Masked Visual Pre-training for Motor Control
This is a PyTorch implementation of the paper Masked Visual Pre-training for Motor Control. It contains the benchmark suite, pre-trained models, and the training code to reproduce the results from the paper.
Installation
Please see INSTALL.md
for installation instructions.
Pre-trained visual enocoders
We provide pre-trained visual encoders used in the paper.

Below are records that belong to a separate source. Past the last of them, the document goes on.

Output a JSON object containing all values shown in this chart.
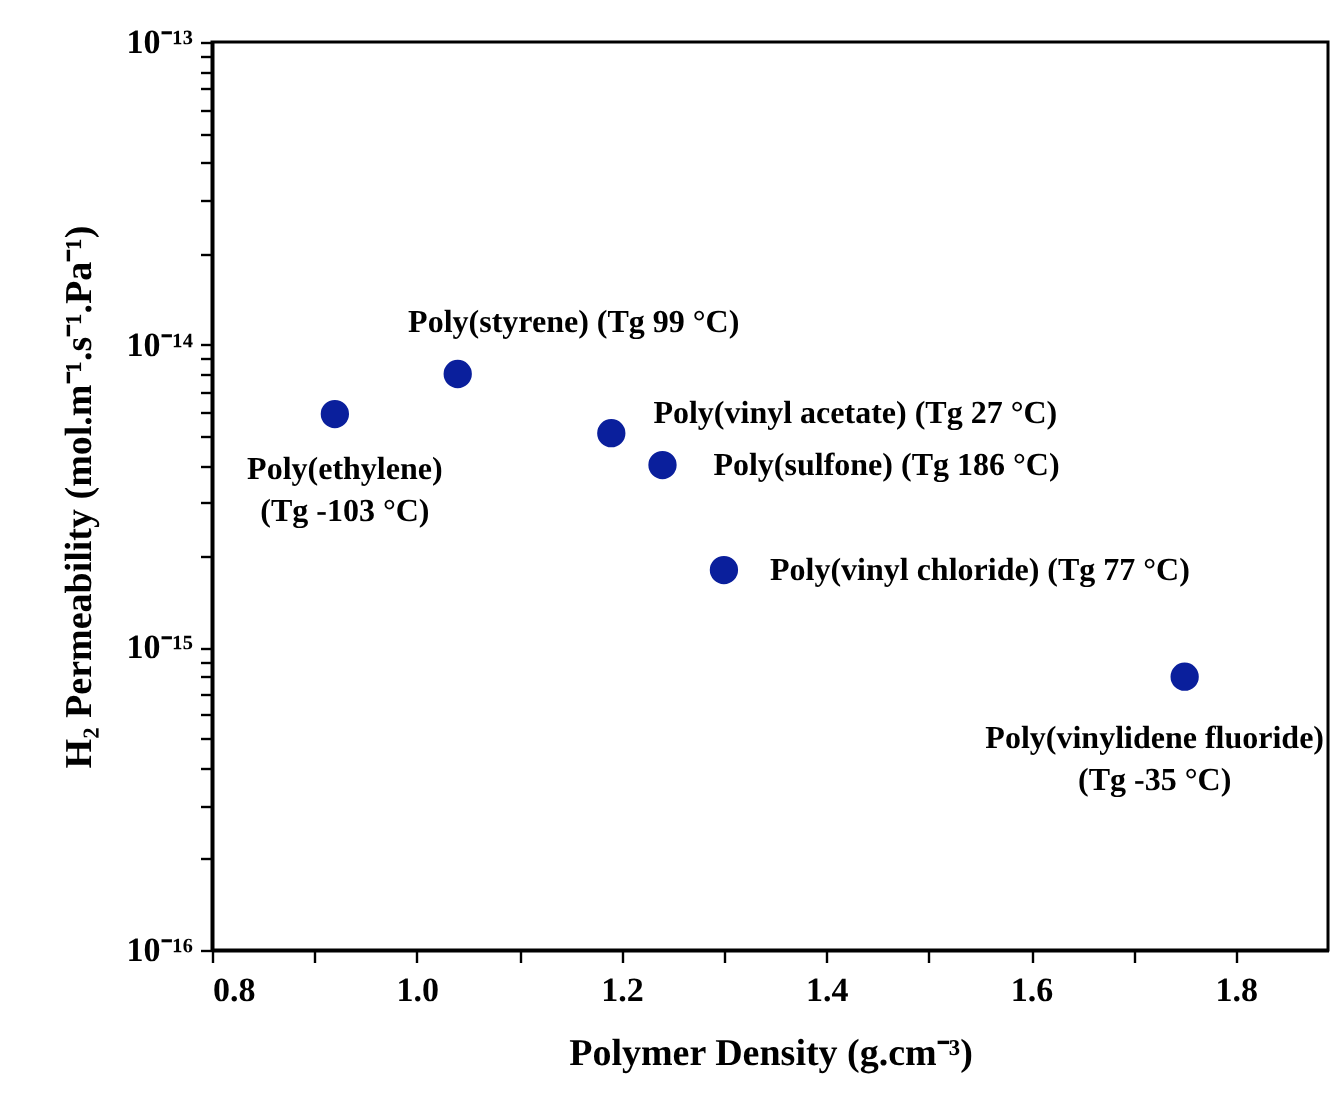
{
  "chart_data": {
    "type": "scatter",
    "xlabel": "Polymer Density (g.cm⁻³)",
    "ylabel": "H₂ Permeability (mol.m⁻¹.s⁻¹.Pa⁻¹)",
    "x": [
      0.92,
      1.04,
      1.19,
      1.24,
      1.3,
      1.75
    ],
    "series": [
      {
        "color": "#0a1f9c",
        "values": [
          5.9e-15,
          8e-15,
          5.1e-15,
          4e-15,
          1.8e-15,
          8e-16
        ]
      }
    ],
    "marker": "circle",
    "log": "y",
    "grid": false,
    "xlim": [
      0.8,
      1.89
    ],
    "xticks": [
      0.8,
      {
        "value": 0.9,
        "label": null
      },
      {
        "value": 1.0,
        "label": "1.0"
      },
      {
        "value": 1.1,
        "label": null
      },
      1.2,
      {
        "value": 1.3,
        "label": null
      },
      1.4,
      {
        "value": 1.5,
        "label": null
      },
      1.6,
      {
        "value": 1.7,
        "label": null
      },
      1.8
    ],
    "ylim": [
      1e-16,
      1e-13
    ],
    "yticks": [
      {
        "value": 1e-16,
        "label": "10⁻¹⁶"
      },
      {
        "value": 2e-16,
        "label": null
      },
      {
        "value": 3e-16,
        "label": null
      },
      {
        "value": 4e-16,
        "label": null
      },
      {
        "value": 5e-16,
        "label": null
      },
      {
        "value": 6e-16,
        "label": null
      },
      {
        "value": 7e-16,
        "label": null
      },
      {
        "value": 8e-16,
        "label": null
      },
      {
        "value": 9e-16,
        "label": null
      },
      {
        "value": 1e-15,
        "label": "10⁻¹⁵"
      },
      {
        "value": 2e-15,
        "label": null
      },
      {
        "value": 3e-15,
        "label": null
      },
      {
        "value": 4e-15,
        "label": null
      },
      {
        "value": 5e-15,
        "label": null
      },
      {
        "value": 6e-15,
        "label": null
      },
      {
        "value": 7e-15,
        "label": null
      },
      {
        "value": 8e-15,
        "label": null
      },
      {
        "value": 9e-15,
        "label": null
      },
      {
        "value": 1e-14,
        "label": "10⁻¹⁴"
      },
      {
        "value": 2e-14,
        "label": null
      },
      {
        "value": 3e-14,
        "label": null
      },
      {
        "value": 4e-14,
        "label": null
      },
      {
        "value": 5e-14,
        "label": null
      },
      {
        "value": 6e-14,
        "label": null
      },
      {
        "value": 7e-14,
        "label": null
      },
      {
        "value": 8e-14,
        "label": null
      },
      {
        "value": 9e-14,
        "label": null
      },
      {
        "value": 1e-13,
        "label": "10⁻¹³"
      }
    ],
    "annotations": [
      {
        "text": "Poly(ethylene)\n(Tg -103 °C)",
        "x": 0.92,
        "y": 5.9e-15
      },
      {
        "text": "Poly(styrene) (Tg 99 °C)",
        "x": 1.04,
        "y": 8e-15
      },
      {
        "text": "Poly(vinyl acetate) (Tg 27 °C)",
        "x": 1.19,
        "y": 5.1e-15
      },
      {
        "text": "Poly(sulfone) (Tg 186 °C)",
        "x": 1.24,
        "y": 4e-15
      },
      {
        "text": "Poly(vinyl chloride) (Tg 77 °C)",
        "x": 1.3,
        "y": 1.8e-15
      },
      {
        "text": "Poly(vinylidene fluoride)\n(Tg -35 °C)",
        "x": 1.75,
        "y": 8e-16
      }
    ]
  }
}
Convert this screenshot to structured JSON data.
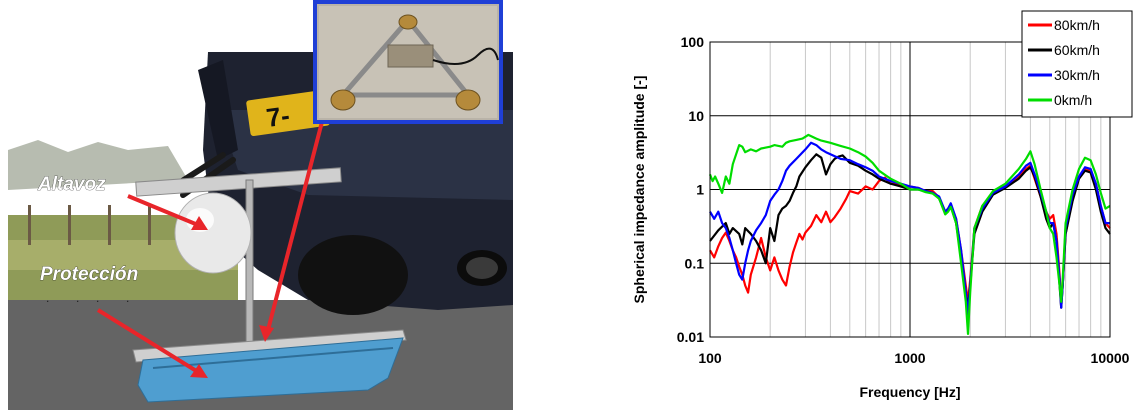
{
  "photo": {
    "annotations": {
      "speaker": "Altavoz",
      "protection": "Protección"
    },
    "plate_text": "7-",
    "colors": {
      "arrow": "#e8252a",
      "inset_border": "#1f3fd6",
      "protection_bag": "#4f9ed0"
    }
  },
  "chart_data": {
    "type": "line",
    "title": "",
    "xlabel": "Frequency [Hz]",
    "ylabel": "Spherical impedance amplitude [-]",
    "xscale": "log",
    "yscale": "log",
    "xlim": [
      100,
      10000
    ],
    "ylim": [
      0.01,
      100
    ],
    "x_ticks": [
      "100",
      "1000",
      "10000"
    ],
    "y_ticks": [
      "0.01",
      "0.1",
      "1",
      "10",
      "100"
    ],
    "grid": true,
    "legend_position": "top-right",
    "series": [
      {
        "name": "80km/h",
        "color": "#ff0000",
        "points": [
          [
            100,
            0.15
          ],
          [
            105,
            0.12
          ],
          [
            110,
            0.17
          ],
          [
            115,
            0.22
          ],
          [
            120,
            0.26
          ],
          [
            125,
            0.2
          ],
          [
            130,
            0.15
          ],
          [
            135,
            0.12
          ],
          [
            140,
            0.09
          ],
          [
            145,
            0.07
          ],
          [
            150,
            0.05
          ],
          [
            155,
            0.04
          ],
          [
            160,
            0.07
          ],
          [
            170,
            0.12
          ],
          [
            180,
            0.22
          ],
          [
            190,
            0.12
          ],
          [
            200,
            0.08
          ],
          [
            210,
            0.12
          ],
          [
            220,
            0.08
          ],
          [
            230,
            0.06
          ],
          [
            240,
            0.05
          ],
          [
            250,
            0.09
          ],
          [
            260,
            0.14
          ],
          [
            270,
            0.19
          ],
          [
            280,
            0.25
          ],
          [
            290,
            0.21
          ],
          [
            300,
            0.26
          ],
          [
            320,
            0.32
          ],
          [
            340,
            0.45
          ],
          [
            360,
            0.36
          ],
          [
            380,
            0.5
          ],
          [
            400,
            0.36
          ],
          [
            420,
            0.42
          ],
          [
            450,
            0.55
          ],
          [
            480,
            0.75
          ],
          [
            500,
            0.95
          ],
          [
            550,
            0.88
          ],
          [
            600,
            1.1
          ],
          [
            650,
            1.0
          ],
          [
            700,
            1.3
          ],
          [
            750,
            1.45
          ],
          [
            800,
            1.2
          ],
          [
            850,
            1.2
          ],
          [
            900,
            1.1
          ],
          [
            1000,
            1.1
          ],
          [
            1100,
            1.05
          ],
          [
            1200,
            0.95
          ],
          [
            1300,
            0.95
          ],
          [
            1400,
            0.78
          ],
          [
            1500,
            0.5
          ],
          [
            1550,
            0.55
          ],
          [
            1600,
            0.62
          ],
          [
            1700,
            0.4
          ],
          [
            1800,
            0.15
          ],
          [
            1900,
            0.05
          ],
          [
            1950,
            0.03
          ],
          [
            2000,
            0.06
          ],
          [
            2100,
            0.3
          ],
          [
            2300,
            0.6
          ],
          [
            2600,
            0.9
          ],
          [
            3000,
            1.1
          ],
          [
            3500,
            1.5
          ],
          [
            3800,
            1.9
          ],
          [
            4000,
            2.1
          ],
          [
            4200,
            1.4
          ],
          [
            4500,
            0.8
          ],
          [
            4800,
            0.5
          ],
          [
            5000,
            0.4
          ],
          [
            5200,
            0.45
          ],
          [
            5400,
            0.25
          ],
          [
            5600,
            0.07
          ],
          [
            5700,
            0.03
          ],
          [
            5800,
            0.05
          ],
          [
            6000,
            0.25
          ],
          [
            6500,
            0.8
          ],
          [
            7000,
            1.5
          ],
          [
            7500,
            1.9
          ],
          [
            8000,
            1.8
          ],
          [
            8500,
            1.2
          ],
          [
            9000,
            0.6
          ],
          [
            9500,
            0.35
          ],
          [
            10000,
            0.3
          ]
        ]
      },
      {
        "name": "60km/h",
        "color": "#000000",
        "points": [
          [
            100,
            0.2
          ],
          [
            110,
            0.28
          ],
          [
            120,
            0.35
          ],
          [
            125,
            0.25
          ],
          [
            130,
            0.3
          ],
          [
            140,
            0.25
          ],
          [
            145,
            0.18
          ],
          [
            150,
            0.3
          ],
          [
            160,
            0.25
          ],
          [
            170,
            0.2
          ],
          [
            180,
            0.15
          ],
          [
            190,
            0.1
          ],
          [
            200,
            0.3
          ],
          [
            210,
            0.2
          ],
          [
            220,
            0.45
          ],
          [
            230,
            0.55
          ],
          [
            240,
            0.6
          ],
          [
            250,
            0.7
          ],
          [
            260,
            0.9
          ],
          [
            270,
            1.1
          ],
          [
            280,
            1.5
          ],
          [
            300,
            2.0
          ],
          [
            320,
            2.5
          ],
          [
            340,
            3.0
          ],
          [
            360,
            2.7
          ],
          [
            380,
            1.6
          ],
          [
            400,
            2.2
          ],
          [
            420,
            2.6
          ],
          [
            440,
            2.8
          ],
          [
            460,
            2.9
          ],
          [
            500,
            2.3
          ],
          [
            550,
            2.1
          ],
          [
            600,
            1.8
          ],
          [
            650,
            1.6
          ],
          [
            700,
            1.4
          ],
          [
            800,
            1.2
          ],
          [
            900,
            1.1
          ],
          [
            1000,
            1.0
          ],
          [
            1100,
            1.0
          ],
          [
            1200,
            0.95
          ],
          [
            1300,
            0.9
          ],
          [
            1400,
            0.75
          ],
          [
            1500,
            0.48
          ],
          [
            1550,
            0.52
          ],
          [
            1600,
            0.6
          ],
          [
            1700,
            0.35
          ],
          [
            1800,
            0.12
          ],
          [
            1900,
            0.04
          ],
          [
            1950,
            0.025
          ],
          [
            2000,
            0.05
          ],
          [
            2100,
            0.25
          ],
          [
            2300,
            0.5
          ],
          [
            2600,
            0.85
          ],
          [
            3000,
            1.05
          ],
          [
            3500,
            1.4
          ],
          [
            3800,
            1.8
          ],
          [
            4000,
            2.0
          ],
          [
            4200,
            1.5
          ],
          [
            4500,
            0.8
          ],
          [
            4800,
            0.4
          ],
          [
            5000,
            0.3
          ],
          [
            5200,
            0.35
          ],
          [
            5400,
            0.2
          ],
          [
            5600,
            0.05
          ],
          [
            5700,
            0.025
          ],
          [
            5800,
            0.05
          ],
          [
            6000,
            0.25
          ],
          [
            6500,
            0.7
          ],
          [
            7000,
            1.4
          ],
          [
            7500,
            1.8
          ],
          [
            8000,
            1.7
          ],
          [
            8500,
            1.0
          ],
          [
            9000,
            0.5
          ],
          [
            9500,
            0.3
          ],
          [
            10000,
            0.25
          ]
        ]
      },
      {
        "name": "30km/h",
        "color": "#0000ff",
        "points": [
          [
            100,
            0.5
          ],
          [
            105,
            0.4
          ],
          [
            110,
            0.5
          ],
          [
            115,
            0.35
          ],
          [
            120,
            0.3
          ],
          [
            125,
            0.22
          ],
          [
            130,
            0.15
          ],
          [
            135,
            0.1
          ],
          [
            140,
            0.07
          ],
          [
            145,
            0.06
          ],
          [
            150,
            0.1
          ],
          [
            155,
            0.15
          ],
          [
            160,
            0.2
          ],
          [
            170,
            0.28
          ],
          [
            180,
            0.35
          ],
          [
            190,
            0.45
          ],
          [
            200,
            0.7
          ],
          [
            210,
            0.85
          ],
          [
            220,
            1.0
          ],
          [
            230,
            1.3
          ],
          [
            240,
            1.8
          ],
          [
            250,
            2.1
          ],
          [
            270,
            2.6
          ],
          [
            300,
            3.5
          ],
          [
            320,
            4.3
          ],
          [
            340,
            4.0
          ],
          [
            360,
            3.5
          ],
          [
            380,
            3.2
          ],
          [
            400,
            3.0
          ],
          [
            450,
            2.6
          ],
          [
            500,
            2.5
          ],
          [
            550,
            2.2
          ],
          [
            600,
            2.0
          ],
          [
            650,
            1.8
          ],
          [
            700,
            1.5
          ],
          [
            800,
            1.3
          ],
          [
            900,
            1.2
          ],
          [
            1000,
            1.1
          ],
          [
            1100,
            1.05
          ],
          [
            1200,
            0.95
          ],
          [
            1300,
            0.9
          ],
          [
            1400,
            0.8
          ],
          [
            1500,
            0.5
          ],
          [
            1550,
            0.55
          ],
          [
            1600,
            0.65
          ],
          [
            1700,
            0.4
          ],
          [
            1800,
            0.15
          ],
          [
            1900,
            0.04
          ],
          [
            1950,
            0.02
          ],
          [
            2000,
            0.05
          ],
          [
            2100,
            0.3
          ],
          [
            2300,
            0.55
          ],
          [
            2600,
            0.9
          ],
          [
            3000,
            1.1
          ],
          [
            3500,
            1.6
          ],
          [
            3800,
            2.1
          ],
          [
            4000,
            2.3
          ],
          [
            4200,
            1.6
          ],
          [
            4500,
            0.9
          ],
          [
            4800,
            0.5
          ],
          [
            5000,
            0.35
          ],
          [
            5200,
            0.35
          ],
          [
            5400,
            0.2
          ],
          [
            5600,
            0.06
          ],
          [
            5700,
            0.025
          ],
          [
            5800,
            0.05
          ],
          [
            6000,
            0.3
          ],
          [
            6500,
            0.85
          ],
          [
            7000,
            1.5
          ],
          [
            7500,
            2.0
          ],
          [
            8000,
            1.9
          ],
          [
            8500,
            1.2
          ],
          [
            9000,
            0.6
          ],
          [
            9500,
            0.35
          ],
          [
            10000,
            0.35
          ]
        ]
      },
      {
        "name": "0km/h",
        "color": "#00dd00",
        "points": [
          [
            100,
            1.6
          ],
          [
            103,
            1.3
          ],
          [
            106,
            1.5
          ],
          [
            110,
            1.2
          ],
          [
            115,
            0.9
          ],
          [
            120,
            1.5
          ],
          [
            125,
            1.2
          ],
          [
            130,
            2.2
          ],
          [
            135,
            3.0
          ],
          [
            140,
            4.0
          ],
          [
            145,
            3.8
          ],
          [
            150,
            3.2
          ],
          [
            160,
            3.5
          ],
          [
            170,
            3.3
          ],
          [
            180,
            3.6
          ],
          [
            190,
            3.7
          ],
          [
            200,
            3.8
          ],
          [
            210,
            4.0
          ],
          [
            220,
            3.9
          ],
          [
            230,
            3.8
          ],
          [
            240,
            4.3
          ],
          [
            250,
            4.5
          ],
          [
            270,
            4.7
          ],
          [
            290,
            4.9
          ],
          [
            310,
            5.5
          ],
          [
            320,
            5.3
          ],
          [
            340,
            4.9
          ],
          [
            360,
            4.6
          ],
          [
            400,
            4.3
          ],
          [
            450,
            3.9
          ],
          [
            500,
            3.6
          ],
          [
            550,
            3.2
          ],
          [
            600,
            2.8
          ],
          [
            650,
            2.3
          ],
          [
            700,
            1.8
          ],
          [
            800,
            1.4
          ],
          [
            900,
            1.2
          ],
          [
            1000,
            1.0
          ],
          [
            1100,
            1.0
          ],
          [
            1200,
            0.92
          ],
          [
            1300,
            0.88
          ],
          [
            1400,
            0.75
          ],
          [
            1500,
            0.46
          ],
          [
            1550,
            0.5
          ],
          [
            1600,
            0.58
          ],
          [
            1700,
            0.35
          ],
          [
            1800,
            0.1
          ],
          [
            1900,
            0.03
          ],
          [
            1950,
            0.011
          ],
          [
            2000,
            0.04
          ],
          [
            2100,
            0.3
          ],
          [
            2300,
            0.6
          ],
          [
            2600,
            0.95
          ],
          [
            3000,
            1.2
          ],
          [
            3500,
            1.9
          ],
          [
            3800,
            2.6
          ],
          [
            4000,
            3.3
          ],
          [
            4200,
            2.2
          ],
          [
            4500,
            1.0
          ],
          [
            4800,
            0.5
          ],
          [
            5000,
            0.3
          ],
          [
            5200,
            0.25
          ],
          [
            5400,
            0.12
          ],
          [
            5600,
            0.05
          ],
          [
            5700,
            0.03
          ],
          [
            5800,
            0.06
          ],
          [
            6000,
            0.35
          ],
          [
            6500,
            1.0
          ],
          [
            7000,
            1.9
          ],
          [
            7500,
            2.7
          ],
          [
            8000,
            2.5
          ],
          [
            8500,
            1.6
          ],
          [
            9000,
            0.9
          ],
          [
            9500,
            0.55
          ],
          [
            10000,
            0.6
          ]
        ]
      }
    ]
  }
}
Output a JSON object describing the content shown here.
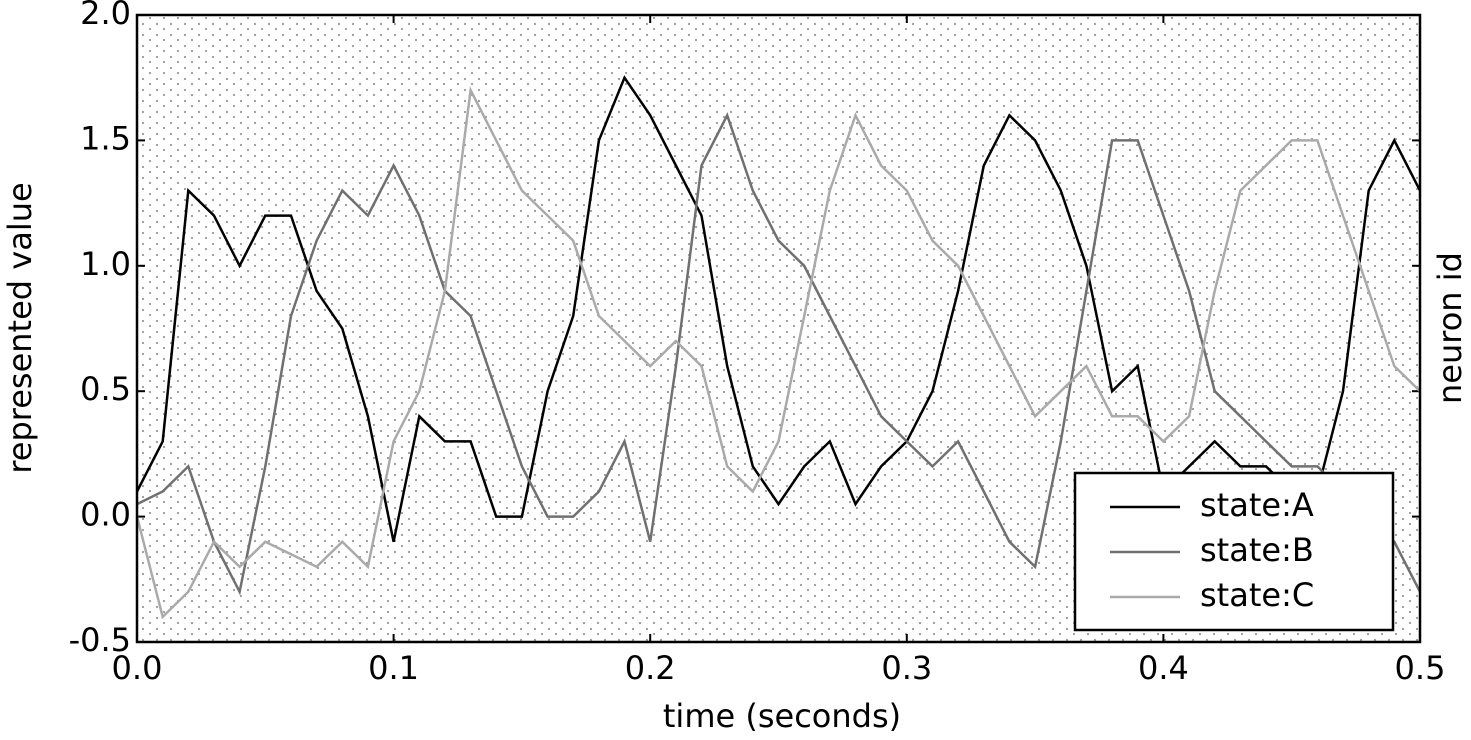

The models are in the same format as mae and timm:
backbone | objective | data | md5 | download |
---|---|---|---|---|
ViT-S | MAE | in-the-wild | model | |
ViT-S | MAE | ImageNet | model | |
ViT-S | Supervised | ImageNet | model |
By default, the code assumes that the pre-trained encoders are placed in /tmp/pretrained
directory.
Example training commands
Train FrankaPick
from states:
python tools/train.py task=FrankaPick
Train FrankaPick
from pixels:
python tools/train.py task=FrankaPickPixels
Train on 8 GPUs:
python tools/train_dist.py num_gpus=8
Test a policy after N iterations:
python tools/train.py test=True headless=False logdir=/path/to/job resume=N
Citation
If you find the code or pre-trained models useful in your research, please use the following BibTeX entry:
@article{Xiao2022
title = {Masked Visual Pre-training for Motor Control},
author = {Tete Xiao and Ilija Radosavovic and Trevor Darrell and Jitendra Malik},
journal = {arXiv:2203.06173},
year = {2022}
}
Acknowledgments
We thank NVIDIA IsaacGym and PhysX teams for making the simulator and preview code examples available.